Zack Mandell is a movie enthusiast and owner of www.movieroomreviews.com and writer of movie reviews about movies such as Saving Private Ryan. He writes extensively about the movie industry for sites such as Gossip Center, Yahoo, NowPublic, and Helium.
In the DVD packaging world, aesthetic and innovation mean everything. Gone are the days of the simple 7’’ by 5” cases slipped in a plastic slipcovers. With the average price of box-sets nesting somewhere between 40 and 90 dollars, content extras and packaging perks aren’t an added bonus anymore, they are expected. As innovation and creativity increase, fresh and original ways of delivering a product are put into play. The packaging itself becomes a new and exciting medium to further the themes, ideas and storytelling that take place within the contents of the DVD.
What’s it Saying?
From the outset, the exterior design of the packaging should be speaking to some aspect of the film or TV show. A fine example of creativity meeting story is in the packaging of the HellRaiser Blu-Ray box-set. Created to emulate the “Lament Cube” from the films, the cube is disassembled to reveal the DVDs inside. This packaging presents a unique memento for fans of the films to display on their shelves or bookcases.
Less is More
A more minimalistic approach is achieved by Mikael Lekstrom’s boxed set, “Pause”. Housing, “Citizen Kane”, “Clockwork Orange”, “Saving Private Ryan”, “The Matrix” and “Sin City”, two bone white rectangles sandwich a small strip of black to imitate the iconic pause symbol. If you’re looking to pick up one of these sets for yourself, don’t hold your breath as Lekstrom personally crafted only 200.
It’s What’s Inside that Counts
After the initial first glance, a great box-set should come packed with additional surprises that stay in the vein of the product. For The Sound of Music’s 45th anniversary, 20th Century Fox treats fans to a vast array of movie related goodies. These include a hand-crafted music box which opens to play “Edelweiss”, several books full of pictures and information as well as numerous postcards featuring celebrated moments from the film. These little extras are both artistically interesting and exciting for die-hard fans of the film. Creativity International thought so too and awarded the packing of this edition one of the top honors at its 41st ceremony for excellence in video/CD/DVD packaging.
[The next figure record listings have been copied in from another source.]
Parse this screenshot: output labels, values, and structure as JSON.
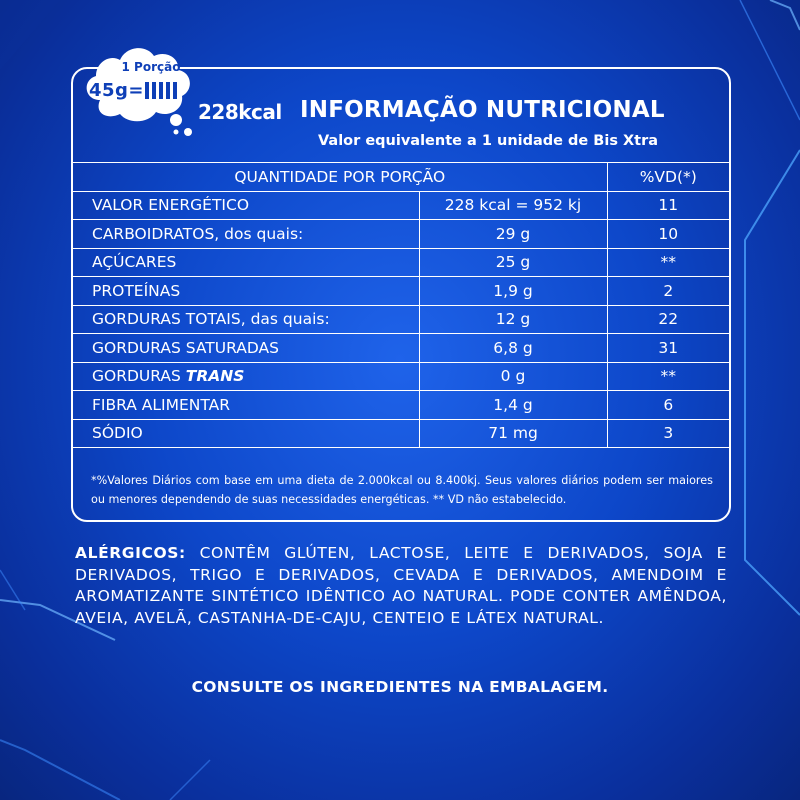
{
  "serving": {
    "portion_label": "1 Porção",
    "weight": "45g=",
    "unit_count": 5,
    "kcal": "228kcal"
  },
  "header": {
    "title": "INFORMAÇÃO NUTRICIONAL",
    "subtitle": "Valor equivalente a 1 unidade de Bis Xtra"
  },
  "table": {
    "header_quantity": "QUANTIDADE POR PORÇÃO",
    "header_vd": "%VD(*)",
    "rows": [
      {
        "name": "VALOR ENERGÉTICO",
        "qty": "228 kcal = 952 kj",
        "vd": "11"
      },
      {
        "name": "CARBOIDRATOS, dos quais:",
        "qty": "29 g",
        "vd": "10"
      },
      {
        "name": "AÇÚCARES",
        "qty": "25 g",
        "vd": "**"
      },
      {
        "name": "PROTEÍNAS",
        "qty": "1,9 g",
        "vd": "2"
      },
      {
        "name": "GORDURAS TOTAIS, das quais:",
        "qty": "12 g",
        "vd": "22"
      },
      {
        "name": "GORDURAS SATURADAS",
        "qty": "6,8 g",
        "vd": "31"
      },
      {
        "name": "GORDURAS ",
        "name_emphasis": "TRANS",
        "qty": "0 g",
        "vd": "**"
      },
      {
        "name": "FIBRA ALIMENTAR",
        "qty": "1,4 g",
        "vd": "6"
      },
      {
        "name": "SÓDIO",
        "qty": "71 mg",
        "vd": "3"
      }
    ]
  },
  "footnote": "*%Valores Diários com base em uma dieta de 2.000kcal ou 8.400kj. Seus valores diários podem ser maiores ou menores dependendo de suas necessidades energéticas. ** VD não estabelecido.",
  "allergens": {
    "label": "ALÉRGICOS:",
    "text": " CONTÊM GLÚTEN, LACTOSE, LEITE E DERIVADOS, SOJA E DERIVADOS, TRIGO E DERIVADOS, CEVADA E DERIVADOS, AMENDOIM E AROMATIZANTE SINTÉTICO IDÊNTICO AO NATURAL. PODE CONTER AMÊNDOA, AVEIA, AVELÃ, CASTANHA-DE-CAJU, CENTEIO E LÁTEX NATURAL."
  },
  "consult": "CONSULTE OS INGREDIENTES NA EMBALAGEM.",
  "colors": {
    "background": "#0d47c9",
    "text": "#ffffff",
    "cloud_text": "#0e3fb7",
    "accent_lines": "#4fa8ff"
  }
}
When it All Comes Together
Perhaps the finest example of packaging and extras is in, “Lost, the Complete Collection”. Containing all 121 episodes of the series, the DVDs come placed inside a unique trapezoidal box inscribed with various runes and etchings, characteristic to the franchise. From the outset, it looks as though it could have been dug-up right on the island itself. Included in the set is a unique penlight that encourages you to sleuth around the contents of the box-set in order to uncover clues that further the mystery of the “Lost” universe. Fans will also be delighted to find a replica of the notorious “Senet” game made famous in season six of the show.
When it comes down to it, packaging and extras are what are ultimately going to finalize a sale to a potential consumer. Every great box set should present itself in a unique way. Creative firms are constantly asking themselves what can be done to really give a particular collection the “wow” factor. As innovations in packaging continue to grow and flourish, we can rest quite comfortably that the best is truly, yet to come.